An Australian study found that pop and rock stars die 25 years younger than the average person and have higher rates of death by accident and homicide.
Pop and rock stars die up to 25 years younger than the average person and have far higher rates of death by accident, suicide, and homicide, an Australian study has found.
The study by a Sydney University academic says the "disturbing" findings suggest the music industry needs to stop "valorizing" bad behavior and destructive lifestyles.
The chances of accidental death for well-known musicians and rock stars were found to be between five and 10 times greater than for the general population. The average musician today lives into their late 50s or early 60s and has a life expectancy that is about 20 years lower than members of the general population.
The study, by Dianna Kenny, a professor of psychology, is believed to be the first population study of performing pop musicians. It examined the lives and deaths of 12,665 musicians and stars from all popular genres who died between 1950 and June 2014. Almost 91 percent of those studied were male.

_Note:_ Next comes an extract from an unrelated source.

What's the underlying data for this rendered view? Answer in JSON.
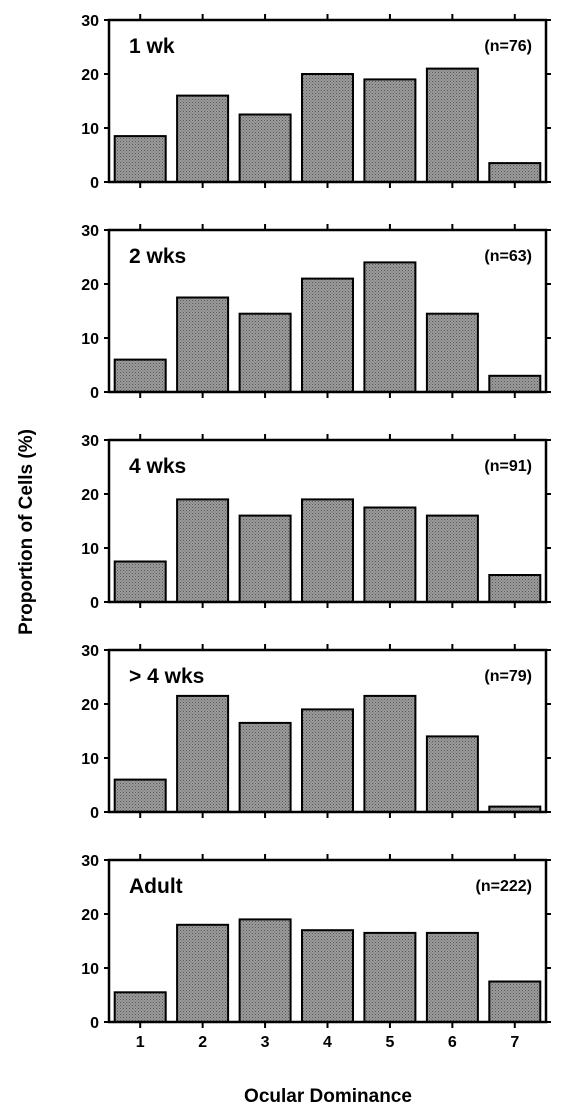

"The results of this study are disturbing," Professor Kenny wrote on The Conversation website. "Across the seven decades studied, popular musicians' lifespans were up to 25 years shorter than the comparable US population. This is clear evidence that all is not well in pop music land."
The study found suicide rates among musicians were between two and seven times greater than in the general population. Homicide rates were up to eight times greater.
On one positive note, however, the study suggested that most musicians live well beyond the age of 27, the age at which numerous stars have died, including Jimi Hendrix, Amy Winehouse, Janis Joplin, and Kurt Cobain.
Professor Kenny said the findings showed the music industry was "a very dangerous place for young people" and should support musicians, particularly those showing signs of stress or suffering from depression.
"The music scene celebrates drugs and promiscuity and valorization of early death, so young musicians who are depressed and suicidal are attracted to these types of environments," she told ABC Radio.
"They are meeting fellow travelers where they amplify each other's suicide, depression, or substance abuse and that gets into an an-out-of-control spiral leading to an early death."